Sure looks like you have put a lot of hard work in there, well done!! The birds look more than happy.


----------



## adamant (Apr 16, 2009)

nice clean job. the gray feeder mounted on the wall.. is that for your grit?


----------



## birds+me=happy (May 21, 2009)

Awsome loft! I see you have a couple of different breeds in there........they look nice together. I see an archangle, an egyptian swift, and mabye an ice pigeon or two. again, nice loft and beautiful birds!


----------



## Kevin (May 13, 2009)

Hey Doug!

Long time no see, that loft looks great! Good job!


----------



## Deluhathol (Jan 26, 2009)

Thanks everyone.

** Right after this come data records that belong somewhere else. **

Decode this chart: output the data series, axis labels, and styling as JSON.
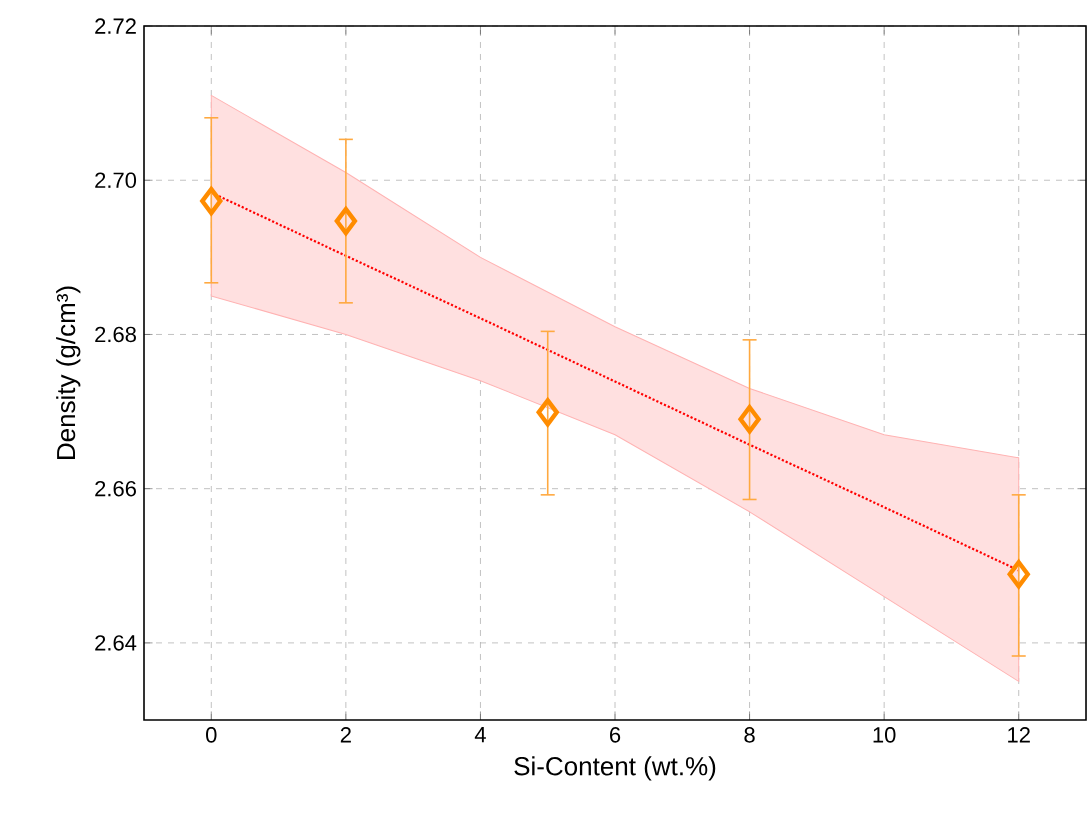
{
  "chart_data": {
    "type": "scatter",
    "xlabel": "Si-Content (wt.%)",
    "ylabel": "Density (g/cm³)",
    "xlim": [
      -1,
      13
    ],
    "xticks": [
      0,
      2,
      4,
      6,
      8,
      10,
      12
    ],
    "ylim": [
      2.63,
      2.72
    ],
    "yticks": [
      {
        "value": 2.64,
        "label": "2.64"
      },
      {
        "value": 2.66,
        "label": "2.66"
      },
      {
        "value": 2.68,
        "label": "2.68"
      },
      {
        "value": 2.7,
        "label": "2.70"
      },
      {
        "value": 2.72,
        "label": "2.72"
      }
    ],
    "grid": true,
    "series": [
      {
        "type": "line",
        "color": "#ff0000",
        "line_style": "dotted",
        "marker": "none",
        "x": [
          0,
          2,
          4,
          6,
          8,
          10,
          12
        ],
        "values": [
          2.6984,
          2.6902,
          2.6821,
          2.6739,
          2.6657,
          2.6576,
          2.6494
        ],
        "lower": [
          2.685,
          2.68,
          2.674,
          2.667,
          2.657,
          2.646,
          2.635
        ],
        "upper": [
          2.711,
          2.701,
          2.69,
          2.681,
          2.673,
          2.667,
          2.664
        ]
      },
      {
        "color": "#ff8c00",
        "marker": "diamond",
        "x": [
          0,
          2,
          5,
          8,
          12
        ],
        "values": [
          2.6973,
          2.6947,
          2.6699,
          2.669,
          2.6489
        ],
        "errors": [
          [
            2.6867,
            2.7081
          ],
          [
            2.6841,
            2.7053
          ],
          [
            2.6592,
            2.6804
          ],
          [
            2.6586,
            2.6793
          ],
          [
            2.6383,
            2.6592
          ]
        ]
      }
    ]
  }
}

It was kinda a pain to build by myself but in all I love it. The birds have lots of room to fly around. The grey thing on the wall is actually for water. But I had to put one on the floor as well considering one of my pair of lahore have their wings clipped.

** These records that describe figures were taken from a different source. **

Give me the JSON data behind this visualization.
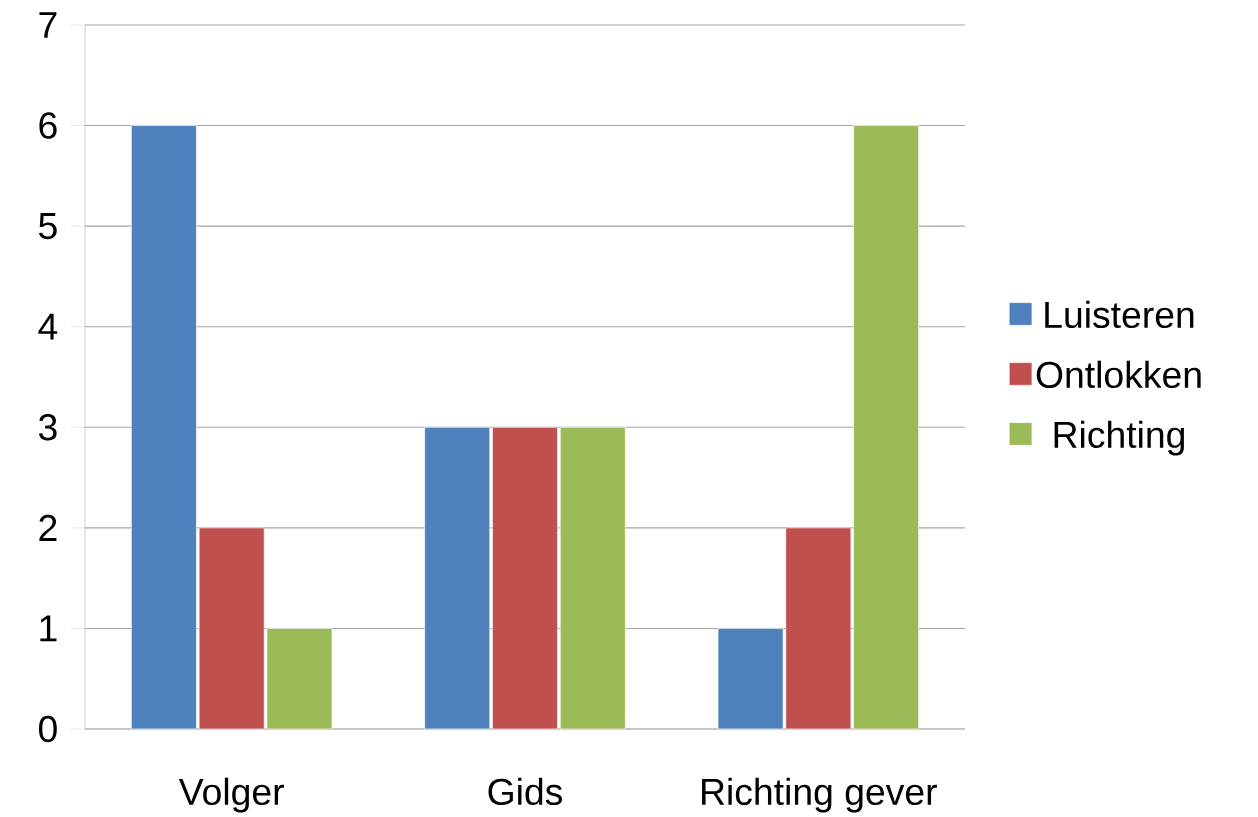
{
  "chart_data": {
    "type": "bar",
    "categories": [
      "Volger",
      "Gids",
      "Richting gever"
    ],
    "series": [
      {
        "name": "Luisteren",
        "color": "#4f81bd",
        "values": [
          6,
          3,
          1
        ]
      },
      {
        "name": "Ontlokken",
        "color": "#c0504d",
        "values": [
          2,
          3,
          2
        ]
      },
      {
        "name": "Richting",
        "color": "#9bbb59",
        "values": [
          1,
          3,
          6
        ]
      }
    ],
    "ylim": [
      0,
      7
    ],
    "yticks": [
      0,
      1,
      2,
      3,
      4,
      5,
      6,
      7
    ],
    "grid": "y",
    "legend": "right"
  }
}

Hey there Kevin. How did those kit box plans work out for you?


----------



## Kevin (May 13, 2009)

Hey,

I haven't had the time to actually build it yet, and I'm still waiting for permission and stuff. But I've read it over and over and it's really well instructed. Thanks a lot!


----------



## Lovebirds (Sep 6, 2002)

That is a VERY nice looking loft. You did a great job. I hear ya about building it alone. My husband and I built both of ours. It was quite a job. I never want to do it again.


----------



## birds+me=happy (May 21, 2009)

Lovebirds said:


> That is a VERY nice looking loft. You did a great job. I hear ya about building it alone. My husband and I built both of ours. It was quite a job. I never want to do it again.

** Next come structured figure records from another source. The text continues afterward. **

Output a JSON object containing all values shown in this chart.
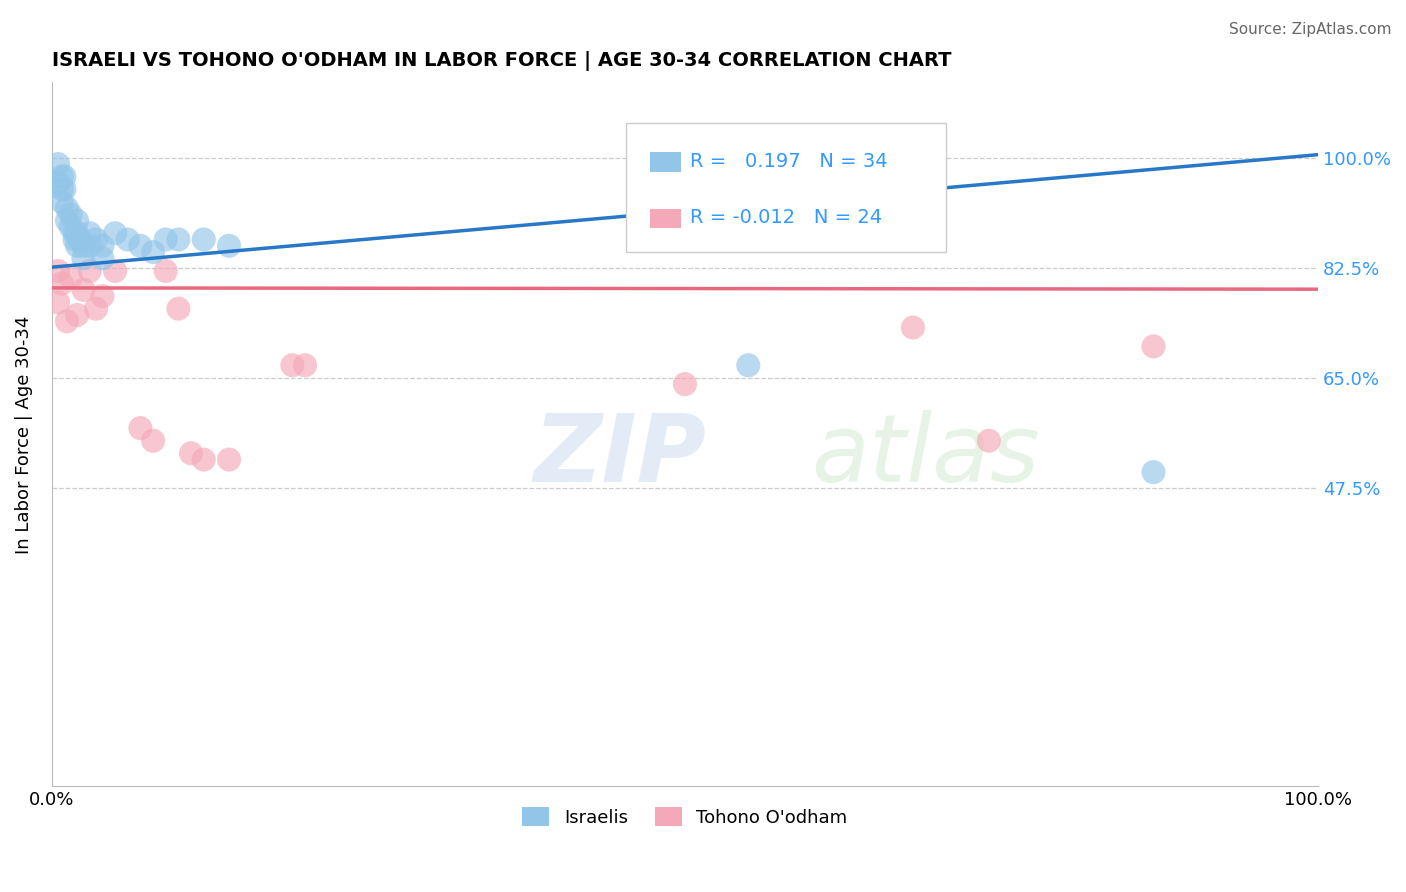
{
  "title": "ISRAELI VS TOHONO O'ODHAM IN LABOR FORCE | AGE 30-34 CORRELATION CHART",
  "source": "Source: ZipAtlas.com",
  "ylabel": "In Labor Force | Age 30-34",
  "xlim": [
    0.0,
    1.0
  ],
  "ylim": [
    0.0,
    1.12
  ],
  "yticks": [
    0.475,
    0.65,
    0.825,
    1.0
  ],
  "ytick_labels": [
    "47.5%",
    "65.0%",
    "82.5%",
    "100.0%"
  ],
  "xtick_labels_left": "0.0%",
  "xtick_labels_right": "100.0%",
  "watermark_zip": "ZIP",
  "watermark_atlas": "atlas",
  "israeli_R": 0.197,
  "israeli_N": 34,
  "tohono_R": -0.012,
  "tohono_N": 24,
  "israeli_color": "#92C5E8",
  "tohono_color": "#F4A8B8",
  "trend_israeli_color": "#2878C8",
  "trend_tohono_color": "#E86880",
  "grid_color": "#CCCCCC",
  "background_color": "#FFFFFF",
  "israeli_points_x": [
    0.005,
    0.005,
    0.008,
    0.008,
    0.008,
    0.01,
    0.01,
    0.012,
    0.012,
    0.015,
    0.015,
    0.018,
    0.018,
    0.02,
    0.02,
    0.02,
    0.022,
    0.025,
    0.025,
    0.03,
    0.03,
    0.035,
    0.04,
    0.04,
    0.05,
    0.06,
    0.07,
    0.08,
    0.09,
    0.1,
    0.12,
    0.14,
    0.55,
    0.87
  ],
  "israeli_points_y": [
    0.99,
    0.96,
    0.97,
    0.95,
    0.93,
    0.97,
    0.95,
    0.92,
    0.9,
    0.91,
    0.89,
    0.88,
    0.87,
    0.9,
    0.88,
    0.86,
    0.87,
    0.86,
    0.84,
    0.88,
    0.86,
    0.87,
    0.86,
    0.84,
    0.88,
    0.87,
    0.86,
    0.85,
    0.87,
    0.87,
    0.87,
    0.86,
    0.67,
    0.5
  ],
  "tohono_points_x": [
    0.005,
    0.005,
    0.008,
    0.012,
    0.015,
    0.02,
    0.025,
    0.03,
    0.035,
    0.04,
    0.05,
    0.07,
    0.08,
    0.09,
    0.1,
    0.11,
    0.12,
    0.14,
    0.19,
    0.2,
    0.5,
    0.68,
    0.74,
    0.87
  ],
  "tohono_points_y": [
    0.82,
    0.77,
    0.8,
    0.74,
    0.81,
    0.75,
    0.79,
    0.82,
    0.76,
    0.78,
    0.82,
    0.57,
    0.55,
    0.82,
    0.76,
    0.53,
    0.52,
    0.52,
    0.67,
    0.67,
    0.64,
    0.73,
    0.55,
    0.7
  ],
  "trend_isr_x0": 0.0,
  "trend_isr_y0": 0.826,
  "trend_isr_x1": 1.0,
  "trend_isr_y1": 1.005,
  "trend_toh_x0": 0.0,
  "trend_toh_y0": 0.793,
  "trend_toh_x1": 1.0,
  "trend_toh_y1": 0.791
}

I would. I love constructing and building stuff. Specially when it's for the pigeons.


----------



## della (Jan 29, 2009)

Looks marvellous! What lucky birds!


----------



## g0ldenb0y55 (Dec 23, 2008)

Great job on the loft! Your birds look very happy in their new home.

You might want to put vents at the bottom of the loft to get a good healthy flow of air running through the loft. Not a draft! but a consistent airflow. The bottom vents will allow fresh air to come through and spread upwards throughout the loft and out the top. Good clean air/oxygen is one of the keys to a healthy loft.


----------



## Deluhathol (Jan 26, 2009)

Im going to be installing the vents this weekend


----------



## bluebirdsnfur (Jan 20, 2009)

Very, very nice. Nice color choice and birds look pretty happy in there too.


----------



## JT (Mar 25, 2009)

Looks great and I absolutely love your pigeon collection! Good job


----------



## Guest (Jun 21, 2009)

your loft looks great now you can truely enjoy your birds


----------



## ThePigeonKid (Jan 15, 2009)

That is a VERY nice looking loft.  You did a great job.


----------



## Deluhathol (Jan 26, 2009)

Nest Boxes are all finished. I have 30 nest boxes all together in the breeder section. Now I get to start working on all the perches for the young bIrd section.


----------